Math explanations

I’ve been thinking more about math explanations again (something I used to think a lot about when I was first learning abstract math) because I’m trying to get a good understanding of machine learning. In particular I’m thinking about what makes explanations good or bad. This is an ignorant thinking page for now, so don’t expect me to know anything about the topic.

In my mind some things that make explanations good are:

Tutorial vs reference style: some explanations are written in tutorial style, where there’s a lot of context throughout the whole document, and you should just start at the beginning and walk through the document. There are also more reference style documents that depend on less immediate context. Some supposedly tutorial style writing can start to feel like reference style writing when they list a lot of theorems/proofs without much motivation.

Personally I find a lot of tutorial-based explanations difficult to follow because I can’t keep a lot of things in my head at once, unless I’m the one generating the thoughts (for instance, when I’m programming I can keep many variables fresh in my mind, but when I’m reading someone else’s code I find it difficult to do the same). I wish more variable/term tables were given in math explanations so that if one forgets the context one can periodically look it up again without scrolling all over the place.

Being clear about ontology helps, I think, and helps to avoid confusing exposition.
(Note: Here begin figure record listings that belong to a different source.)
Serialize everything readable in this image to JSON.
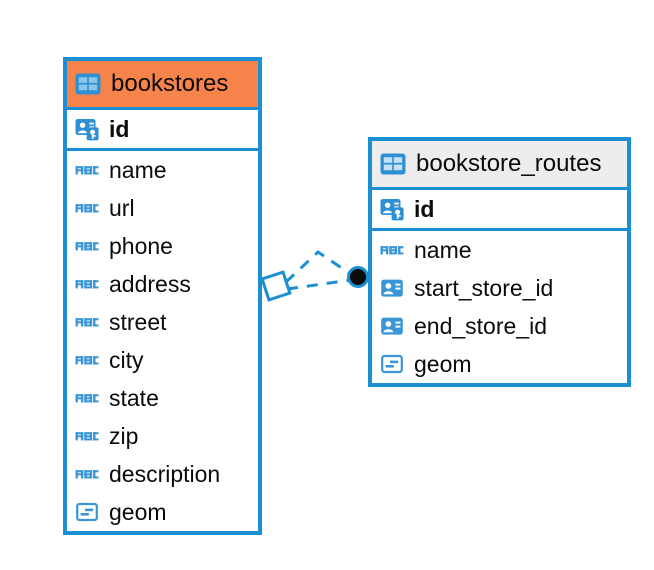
{
  "diagram": {
    "type": "entity-relationship-diagram",
    "background_color": "#ffffff",
    "accent_blue": "#1b8fd1",
    "accent_orange": "#f5834a",
    "header_gray": "#ededed",
    "text_color": "#0b0b0b"
  },
  "entities": [
    {
      "name": "bookstores",
      "header_icon": "table-icon",
      "header_color": "#f5834a",
      "primary_key": {
        "label": "id",
        "icon": "primary-key-icon"
      },
      "fields": [
        {
          "label": "name",
          "icon": "text-abc-icon"
        },
        {
          "label": "url",
          "icon": "text-abc-icon"
        },
        {
          "label": "phone",
          "icon": "text-abc-icon"
        },
        {
          "label": "address",
          "icon": "text-abc-icon"
        },
        {
          "label": "street",
          "icon": "text-abc-icon"
        },
        {
          "label": "city",
          "icon": "text-abc-icon"
        },
        {
          "label": "state",
          "icon": "text-abc-icon"
        },
        {
          "label": "zip",
          "icon": "text-abc-icon"
        },
        {
          "label": "description",
          "icon": "text-abc-icon"
        },
        {
          "label": "geom",
          "icon": "geometry-icon"
        }
      ]
    },
    {
      "name": "bookstore_routes",
      "header_icon": "table-icon",
      "header_color": "#ededed",
      "primary_key": {
        "label": "id",
        "icon": "primary-key-icon"
      },
      "fields": [
        {
          "label": "name",
          "icon": "text-abc-icon"
        },
        {
          "label": "start_store_id",
          "icon": "foreign-key-icon"
        },
        {
          "label": "end_store_id",
          "icon": "foreign-key-icon"
        },
        {
          "label": "geom",
          "icon": "geometry-icon"
        }
      ]
    }
  ],
  "relationship": {
    "style": "dashed",
    "color": "#1b8fd1",
    "source_marker": "diamond-marker",
    "target_marker": "circle-marker"
  }
}
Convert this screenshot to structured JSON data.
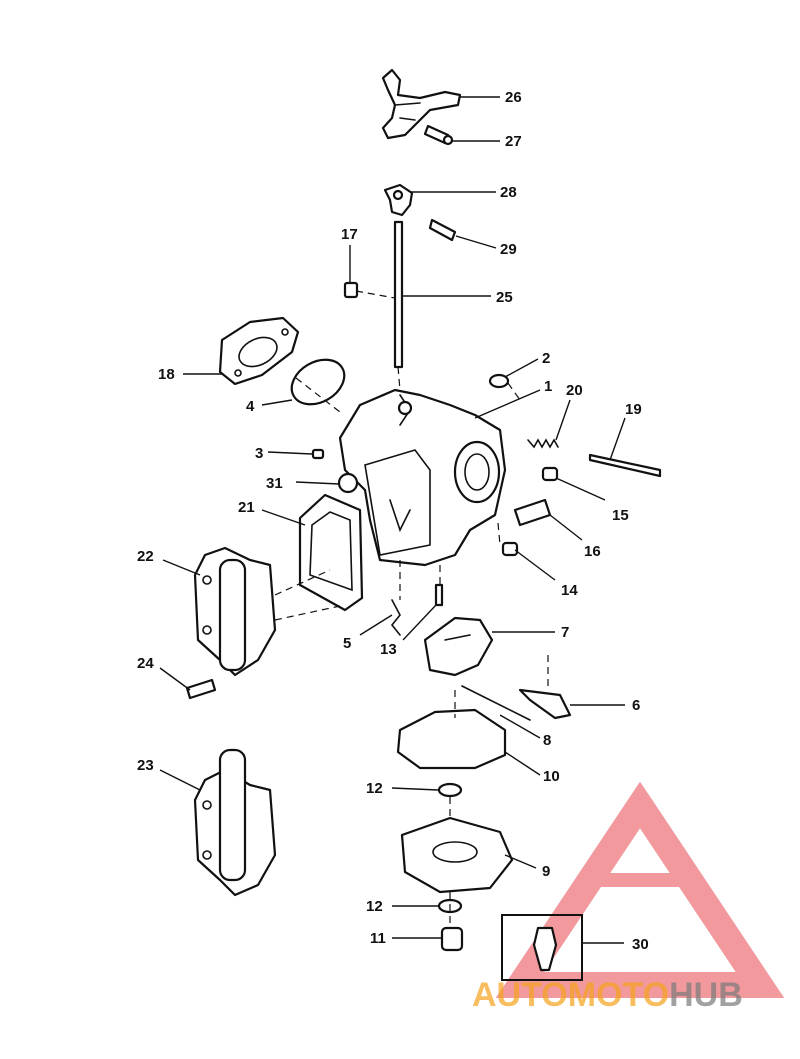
{
  "callouts": {
    "c1": "1",
    "c2": "2",
    "c3": "3",
    "c4": "4",
    "c5": "5",
    "c6": "6",
    "c7": "7",
    "c8": "8",
    "c9": "9",
    "c10": "10",
    "c11": "11",
    "c12a": "12",
    "c12b": "12",
    "c13": "13",
    "c14": "14",
    "c15": "15",
    "c16": "16",
    "c17": "17",
    "c18": "18",
    "c19": "19",
    "c20": "20",
    "c21": "21",
    "c22": "22",
    "c23": "23",
    "c24": "24",
    "c25": "25",
    "c26": "26",
    "c27": "27",
    "c28": "28",
    "c29": "29",
    "c30": "30",
    "c31": "31"
  },
  "watermark": {
    "part_a": "AUTO",
    "part_b": "MOTO",
    "part_c": "HUB"
  },
  "colors": {
    "line": "#111111",
    "watermark_red": "#e8474f",
    "watermark_orange": "#f6a21c",
    "watermark_gray": "#7a7a7a"
  }
}
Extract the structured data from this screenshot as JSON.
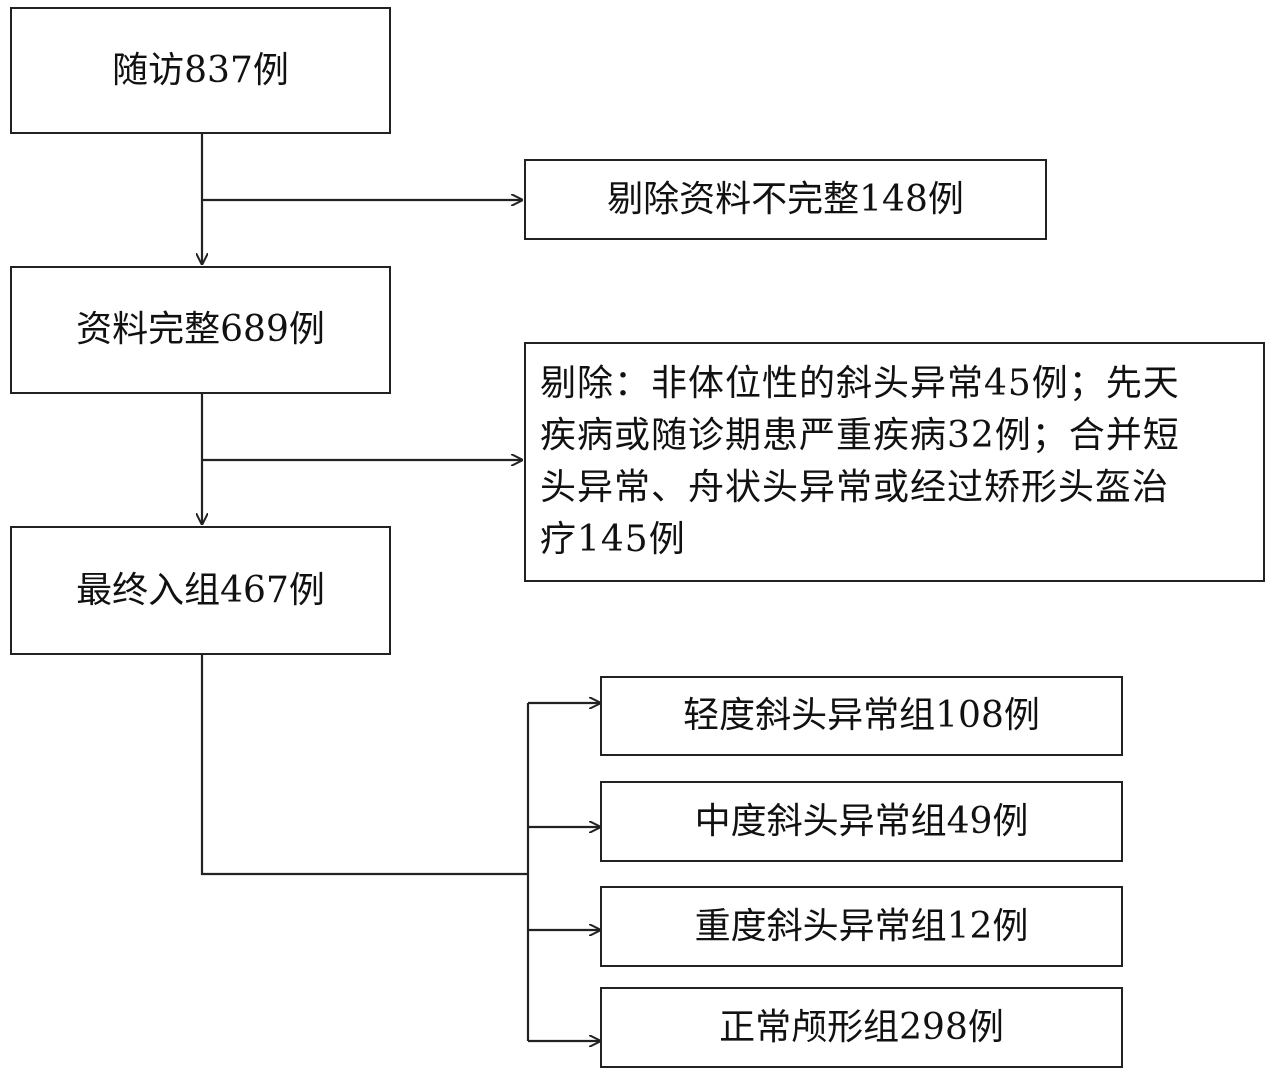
{
  "flow": {
    "followup": "随访837例",
    "excluded_incomplete": "剔除资料不完整148例",
    "complete_data": "资料完整689例",
    "excluded_other": [
      "剔除：非体位性的斜头异常45例；先天",
      "疾病或随诊期患严重疾病32例；合并短",
      "头异常、舟状头异常或经过矫形头盔治",
      "疗145例"
    ],
    "final_enrolled": "最终入组467例",
    "groups": [
      "轻度斜头异常组108例",
      "中度斜头异常组49例",
      "重度斜头异常组12例",
      "正常颅形组298例"
    ]
  }
}
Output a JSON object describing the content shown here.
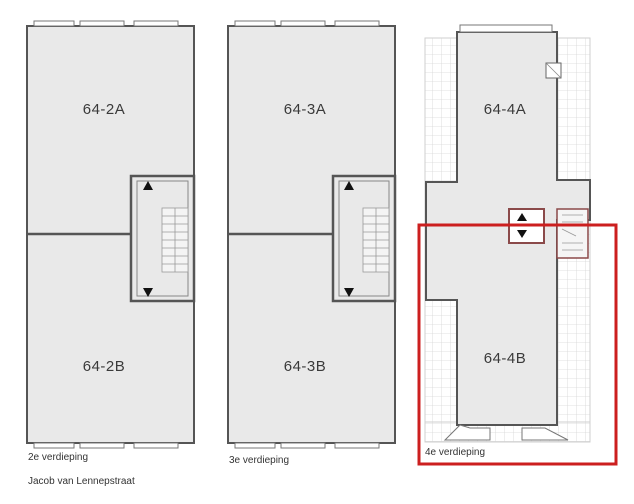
{
  "floors": [
    {
      "units": [
        "64-2A",
        "64-2B"
      ],
      "caption": "2e verdieping"
    },
    {
      "units": [
        "64-3A",
        "64-3B"
      ],
      "caption": "3e verdieping"
    },
    {
      "units": [
        "64-4A",
        "64-4B"
      ],
      "caption": "4e verdieping",
      "highlighted_unit": "64-4B"
    }
  ],
  "street": "Jacob van Lennepstraat",
  "colors": {
    "floor_fill": "#e9e9e9",
    "wall": "#555555",
    "stair_wall": "#777777",
    "terrace_grid": "#d6d6d6",
    "highlight": "#cc1f1f",
    "accent_stair": "#8b4a4a"
  }
}
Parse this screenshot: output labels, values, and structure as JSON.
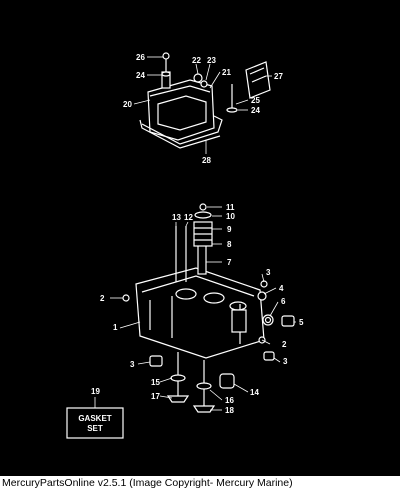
{
  "diagram": {
    "callouts": [
      "1",
      "2",
      "2",
      "3",
      "3",
      "3",
      "4",
      "5",
      "6",
      "7",
      "8",
      "9",
      "10",
      "11",
      "12",
      "13",
      "14",
      "15",
      "16",
      "17",
      "18",
      "20",
      "21",
      "22",
      "23",
      "24",
      "24",
      "25",
      "26",
      "27",
      "28"
    ],
    "gasket_box": {
      "line1": "GASKET",
      "line2": "SET",
      "number": "19"
    }
  },
  "footer": {
    "caption": "MercuryPartsOnline v2.5.1 (Image Copyright- Mercury Marine)"
  },
  "colors": {
    "background": "#000000",
    "lines": "#ffffff",
    "footer_bg": "#ffffff"
  }
}
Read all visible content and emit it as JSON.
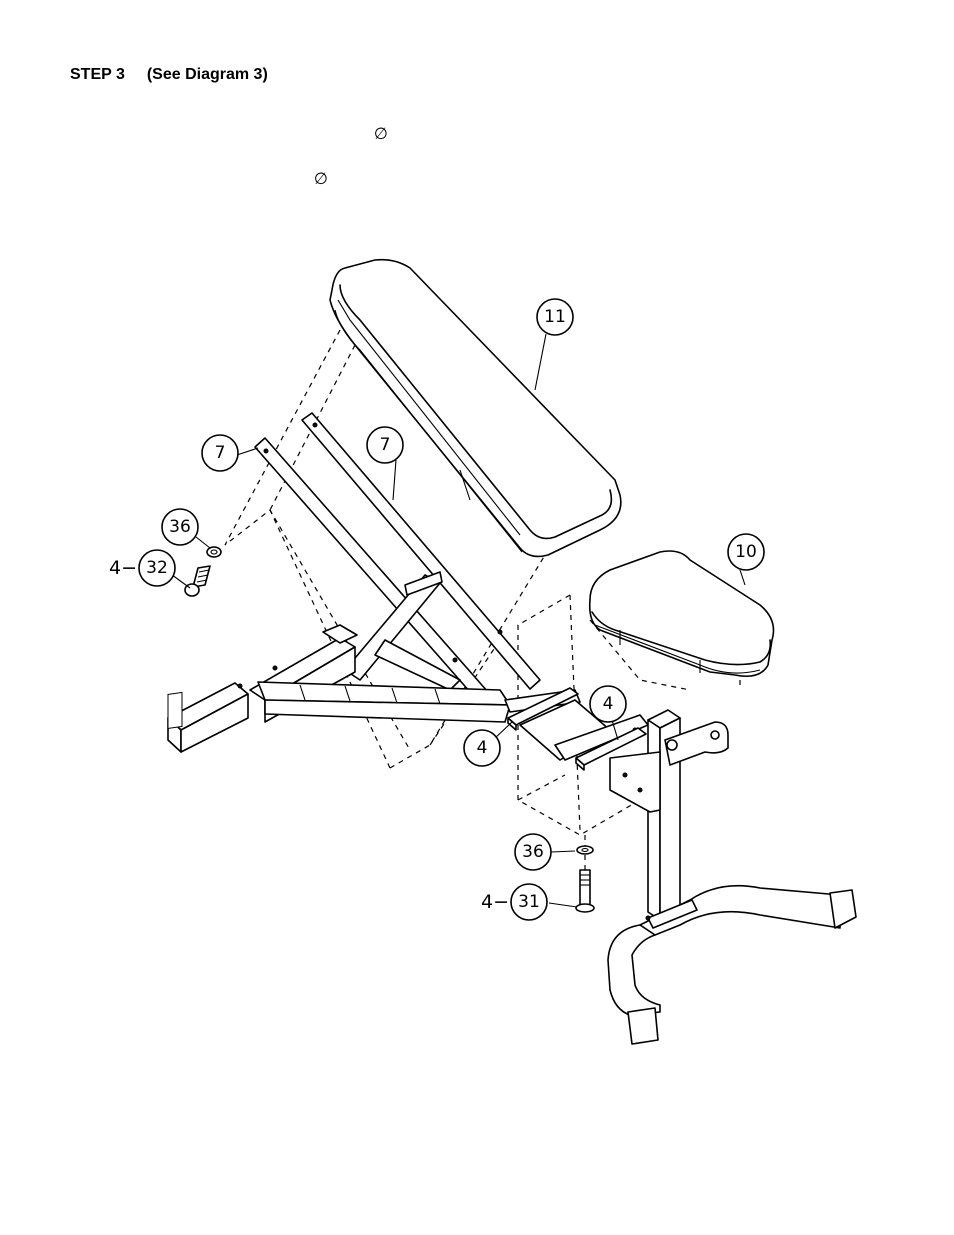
{
  "heading": {
    "step": "STEP 3",
    "ref": "(See Diagram 3)"
  },
  "symbols": {
    "diameter_1": "∅",
    "diameter_2": "∅"
  },
  "callouts": {
    "seat_back": "11",
    "seat": "10",
    "support_left": "7",
    "support_right": "7",
    "washer_upper": "36",
    "bolt_upper": "32",
    "bolt_upper_qty": "4−",
    "bracket_left": "4",
    "bracket_right": "4",
    "washer_lower": "36",
    "bolt_lower": "31",
    "bolt_lower_qty": "4−"
  }
}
Something I don’t like is when \(\frac{dy}{dx}\) is treated both as a function and as a variable. In my world, variables cannot change once you assign them once. It doesn’t make sense to talk about “let \(x=3\) and see what happens as \(x\) increases”, because everything is static. If you want to talk about changes, you define a static lookup table, i.e. a function. And a function is not some machine that computes outputs from inputs; it is just a graph.

Maybe it makes sense for some people to think of variables as changing, but the fact remains that you can formalize this in logic without any moving parts.

On page 21 of these notes the notational confusion of \(\nabla f(Ax)\) (where \(A\) is an \(m\) by \(n\) matrix and \(f : \mathbf R^m \to \mathbf R^n\) is a function) is mentioned.

It seems like a lot of people complain about poor notation but then they just get used to it. Whereas I have something like a gag reflex to confusing notation and have difficulty understanding explanations until they use good notation.

My math 334 page talks about the confusing notation of the chain rule too.

This guide to backpropagation by Michael J. C. Gordon is interesting, especially since he spends a lot of time reviewing basic calculus results and understands functional programming (likes functions more than expressions, and defines types!). Unfortunately I find some other notational issues, like the difficulty of distinguishing between multiplication and function application (the latter is a space like in Haskell, but it’s sort of hard to tell between an explicit space and the kerning).

Since in my experience most exposition is horrible, I am a big fan of shopping around to find the really good books. Not sure I’ve really succeeded in doing this for ML though.